Mayang melangkah tenang mendekati Leon yang kacau. Ia duduk di samping pria itu. Di tatap nya lembut wajah sang pria. Tangan lentiknya itu tergerak menyentuh pundak Leon yang lemah.
"mas...." ucap Mayang selembut mungkin.
Leon tak bergerak.
"kamu kenapa?" tanya Mayang seolah ingin memberi perhatian.
Leon tak langsung menjawab. Ia diam sejenak, menatap nanar kearah depan seolah membayangkan sesuatu.
"dia pergi meninggalkan ku..." ucap Leon pedih.
Mayang diam diam mengulum senyum.
__ADS_1
"ya....aku sudah mendengarnya....aku turut prihatin mas..... ternyata dia bermain dengan banyak pria di belakang mu...." ucap Mayang.
Leon masih memasang mode sedih.
"padahal aku sangat berharap padanya...." ucap Leon
Mayang mengangkat dagunya.
"Tuhan sudah baik menunjukkan siapa dia yang sebenarnya mas....kamu masih beruntung... Tuhan membuka kedoknya sebelum kamu tersesat lebih jauh lagi." ucap Mayang.
Leon menunduk.
"aku tidak punya siapa siapa lagi" ucap Leon.
"siapa bilang....? kamu masih punya aku mas..! aku istrimu...dari dulu sampai sekarang aku masih setia sama kamu...! aku nunggu kamu dari dulu, sayang...." ucap Mayang seolah ingin menunjukkan bahwa ia lah wanita setia itu. Wanita yang masih bertahan di sisi Leon meskipun ia sama sekali tak pernah dianggap oleh pria itu.

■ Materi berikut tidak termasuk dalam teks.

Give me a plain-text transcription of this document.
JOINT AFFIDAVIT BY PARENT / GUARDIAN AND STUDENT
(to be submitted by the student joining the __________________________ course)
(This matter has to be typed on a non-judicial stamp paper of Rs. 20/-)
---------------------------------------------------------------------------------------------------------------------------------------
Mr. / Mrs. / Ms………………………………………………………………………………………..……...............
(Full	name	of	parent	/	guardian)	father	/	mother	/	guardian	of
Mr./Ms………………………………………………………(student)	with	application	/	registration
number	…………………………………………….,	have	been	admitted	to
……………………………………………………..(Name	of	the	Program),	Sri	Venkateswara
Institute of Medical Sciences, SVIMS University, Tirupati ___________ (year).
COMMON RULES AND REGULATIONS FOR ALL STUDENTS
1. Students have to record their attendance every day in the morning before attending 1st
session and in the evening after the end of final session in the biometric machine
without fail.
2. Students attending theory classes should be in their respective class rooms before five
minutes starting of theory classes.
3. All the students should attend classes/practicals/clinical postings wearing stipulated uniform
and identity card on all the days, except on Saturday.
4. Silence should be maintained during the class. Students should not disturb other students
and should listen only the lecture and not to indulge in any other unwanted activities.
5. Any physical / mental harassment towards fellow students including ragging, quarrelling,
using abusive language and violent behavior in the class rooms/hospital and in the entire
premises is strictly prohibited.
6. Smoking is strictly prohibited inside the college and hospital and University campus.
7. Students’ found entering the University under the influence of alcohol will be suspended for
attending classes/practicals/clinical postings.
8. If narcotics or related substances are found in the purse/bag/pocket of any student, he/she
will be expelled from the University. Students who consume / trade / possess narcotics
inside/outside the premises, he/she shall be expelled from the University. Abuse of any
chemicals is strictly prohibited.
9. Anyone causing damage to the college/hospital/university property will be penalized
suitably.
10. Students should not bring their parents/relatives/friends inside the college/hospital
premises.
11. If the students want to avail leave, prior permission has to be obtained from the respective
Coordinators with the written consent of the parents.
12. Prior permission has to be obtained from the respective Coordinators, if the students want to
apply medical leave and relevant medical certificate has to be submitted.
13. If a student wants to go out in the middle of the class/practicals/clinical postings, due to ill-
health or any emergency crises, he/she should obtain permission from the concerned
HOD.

Leon menoleh ke arah Mayang.
"apa kau akan mengkhianati ku lagi seperti dulu?" tanya Leon.
"aku sangat takut sakit hati lagi, Mayang" ucap Leon
Mayang tersenyum manis.
"hal itu adalah sebuah kebodohan yang masih aku sesali bahkan sampai saat ini mas...."
"aku bodoh karena aku dulu mengkhianati mu demi laki laki lain. Padahal kamu sudah sangat sempurna untuk ku...tapi aku malah berkhianat..."
"aku minta maaf mas...aku salah...aku janji aku nggak akan pernah melakukan nya lagi...kita bisa mulai semua dari awal mas....lupain wanita murahan itu. Dia nggak pantas buat kamu...dia anak seorang pelaacur, sudah pasti ia akan meneruskan jejak ibunya..."
"kau mau memulai semua nya dari awal denganku?" tanya Leon.
Mayang mengangguk bahagia.
"meskipun aku sudah pernah mengabaikan mu sekian lama?"
Mayang mengangguk lagi.
"kenapa?" tanya Leon.
"karena aku sayang kamu mas....aku sudah menunggu selama bertahun tahun untuk hari ini. Aku nggak pernah berhubungan dengan laki laki manapun selama pernikahan kita. Aku menjaga cintaku cuma buat kamu mas...berharap suatu saat kamu akan mau memaafkan aku dan memulai semua nya dari awal dengan ku" ucap Mayang.
Leon tersenyum...
"aku akan mencobanya sekarang. Kita mulai dari awal..." ucap Leon.
Mayang berbinar.
"benar mas?"tanya Mayang.
Leon mengangguk.
"apa kau mau?"
__ADS_1
Mayang mengangguk bahagia.
"tentu saja aku mau mas...ini hal yang paling aku tunggu tunggu sejak lama...." ucap Mayang.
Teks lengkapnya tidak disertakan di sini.